The doctor, who was seeing drop-ins in family physician’s stead, told me I could just ‘drop in’ the imaging center anytime for kidney/bladder x-rays. When I called to be sure (Rule # 1: Never trust a doctor under 30, no matter how pleasant) I was told in answer to my questions about the procedure that (1) the dye is the same as is used in cardiac cath’s; (2) test must be pre-scheduled; (3) patient’s with dye allergy must have the procedure done at a hospital instead of imaging center; and (4) there is a 24-hour prep for the test. I was given the phone number for scheduling at the hospital and that call led to further discoveries: the ordering Dr. would have to supply Rx for pre-dosage steroids, a 24-hour (colonoscopy type – ugh) prep-kit as well as an order for bloodwork 48+hrs post test. More phone calls and another trip to pharmacy so that I myself could do the prep, take the pills (prednisone and benedryl), stop the pills (diabetes drugs) and have the bloodwork a few days after the test to see if my kidneys can tolerate resuming the diabetes meds. And of course pay the bills. . . which always goes unmentioned.

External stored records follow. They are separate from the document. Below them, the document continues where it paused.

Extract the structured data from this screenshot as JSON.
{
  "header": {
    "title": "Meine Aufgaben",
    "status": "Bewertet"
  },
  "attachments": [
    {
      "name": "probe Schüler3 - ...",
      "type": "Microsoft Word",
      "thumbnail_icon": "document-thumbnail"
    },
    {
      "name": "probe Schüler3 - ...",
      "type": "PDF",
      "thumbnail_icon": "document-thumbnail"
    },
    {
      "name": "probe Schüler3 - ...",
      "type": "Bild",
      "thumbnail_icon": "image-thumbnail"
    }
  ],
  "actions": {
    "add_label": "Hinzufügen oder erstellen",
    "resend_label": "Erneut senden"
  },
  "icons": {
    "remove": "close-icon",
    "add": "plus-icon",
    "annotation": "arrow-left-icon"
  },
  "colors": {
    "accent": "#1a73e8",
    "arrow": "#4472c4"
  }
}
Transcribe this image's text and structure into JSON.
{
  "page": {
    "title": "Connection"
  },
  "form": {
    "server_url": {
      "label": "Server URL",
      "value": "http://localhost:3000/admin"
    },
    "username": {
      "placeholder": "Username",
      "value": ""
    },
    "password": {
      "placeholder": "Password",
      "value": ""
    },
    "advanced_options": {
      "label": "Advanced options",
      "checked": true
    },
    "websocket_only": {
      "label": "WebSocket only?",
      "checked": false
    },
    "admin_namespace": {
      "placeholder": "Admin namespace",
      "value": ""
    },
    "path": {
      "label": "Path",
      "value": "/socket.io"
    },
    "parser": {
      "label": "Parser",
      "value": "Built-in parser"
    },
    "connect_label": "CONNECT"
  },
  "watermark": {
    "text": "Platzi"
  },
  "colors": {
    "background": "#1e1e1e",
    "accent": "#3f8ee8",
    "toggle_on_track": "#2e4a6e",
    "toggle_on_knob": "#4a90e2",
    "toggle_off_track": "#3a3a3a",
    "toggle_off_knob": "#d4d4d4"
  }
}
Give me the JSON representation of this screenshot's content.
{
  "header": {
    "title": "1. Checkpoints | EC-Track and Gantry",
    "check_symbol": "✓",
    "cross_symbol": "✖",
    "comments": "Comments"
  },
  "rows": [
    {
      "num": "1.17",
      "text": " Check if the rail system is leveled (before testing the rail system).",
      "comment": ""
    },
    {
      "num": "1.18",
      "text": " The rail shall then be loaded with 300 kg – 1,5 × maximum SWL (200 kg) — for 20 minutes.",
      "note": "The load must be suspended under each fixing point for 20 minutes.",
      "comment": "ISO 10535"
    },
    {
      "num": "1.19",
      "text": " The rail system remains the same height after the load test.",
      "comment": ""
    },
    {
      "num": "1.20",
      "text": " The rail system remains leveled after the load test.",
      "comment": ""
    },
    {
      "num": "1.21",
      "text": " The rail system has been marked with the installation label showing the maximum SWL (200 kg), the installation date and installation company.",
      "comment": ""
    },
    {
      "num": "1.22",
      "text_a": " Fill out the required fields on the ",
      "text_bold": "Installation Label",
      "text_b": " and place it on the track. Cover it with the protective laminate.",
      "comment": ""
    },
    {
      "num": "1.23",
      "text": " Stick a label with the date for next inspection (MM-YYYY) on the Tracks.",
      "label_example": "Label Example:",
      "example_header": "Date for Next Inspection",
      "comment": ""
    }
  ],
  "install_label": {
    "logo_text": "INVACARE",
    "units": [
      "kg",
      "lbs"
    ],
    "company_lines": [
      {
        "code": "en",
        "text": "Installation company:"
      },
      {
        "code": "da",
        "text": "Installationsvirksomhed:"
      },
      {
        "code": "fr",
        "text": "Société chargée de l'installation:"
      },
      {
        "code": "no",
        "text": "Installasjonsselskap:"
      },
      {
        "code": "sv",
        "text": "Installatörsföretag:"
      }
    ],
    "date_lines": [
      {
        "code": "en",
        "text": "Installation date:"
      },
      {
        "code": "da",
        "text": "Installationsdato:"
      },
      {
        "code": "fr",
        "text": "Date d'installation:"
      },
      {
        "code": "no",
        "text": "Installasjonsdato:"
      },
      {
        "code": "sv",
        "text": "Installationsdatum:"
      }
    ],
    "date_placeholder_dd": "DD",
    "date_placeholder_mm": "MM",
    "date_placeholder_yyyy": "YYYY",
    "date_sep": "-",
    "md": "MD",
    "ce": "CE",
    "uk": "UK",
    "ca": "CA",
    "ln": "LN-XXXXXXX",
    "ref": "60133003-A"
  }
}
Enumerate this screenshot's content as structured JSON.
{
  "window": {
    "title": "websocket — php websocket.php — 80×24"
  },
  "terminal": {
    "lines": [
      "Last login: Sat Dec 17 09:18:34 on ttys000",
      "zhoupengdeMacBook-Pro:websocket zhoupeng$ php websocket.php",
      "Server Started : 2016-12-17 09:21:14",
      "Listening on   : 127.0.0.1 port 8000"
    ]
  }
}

As sometimes happens, the prep was worse than the test. Sorry guys, but colon cleansing is barbaric! The steroids make me wired - I slept maybe 2 hours before night between that and tummy rumbles. But, the Benedryl helped me rest some during the test - which ran a 2-hour course, trying to lie still on a cold steel table. I noted that the equipment might have been around when DS David had his first kidney x-rays in 1969. On the bright side, the dye-needle went in with one poke instead of the usual 3-4 and only a moderate amount of subsurface probing; and that probing nurse brought blankets – heated ones!.
A few hours after returning home from my exciting adventure, my flesh started crawling. Yep, a look in the mirror found swollen eyes, red neck and drew the obvious conclusion that the pre-dose steroid needed a boost. More phone calls and another trip to pharmacy took another five hours. Let's just call this little dance the Barbarian Shuffle. By this time I’m saying, BEAM ME UP SCOTTY, I want Bones’ hand held scanner and 30-second diagnosis!!!
Lame humor aside, the results were good…no major problems, just a few more revolving doors.
Further, for those of you who are/know good health care providers, I truly do appreciate modern medical science and am grateful to have had first hand experience with life-saving intervention. I thank God for those who with insight, dedication and compassion serve needing patients…for such care makes the rest of the land of barbarians bearable.
2 comments:
I am so glad that you can see the humor in something as rough as this.....equally glad that you came up minus the real menaces.
Thanks for the pic, Mom! It is really nice, huh?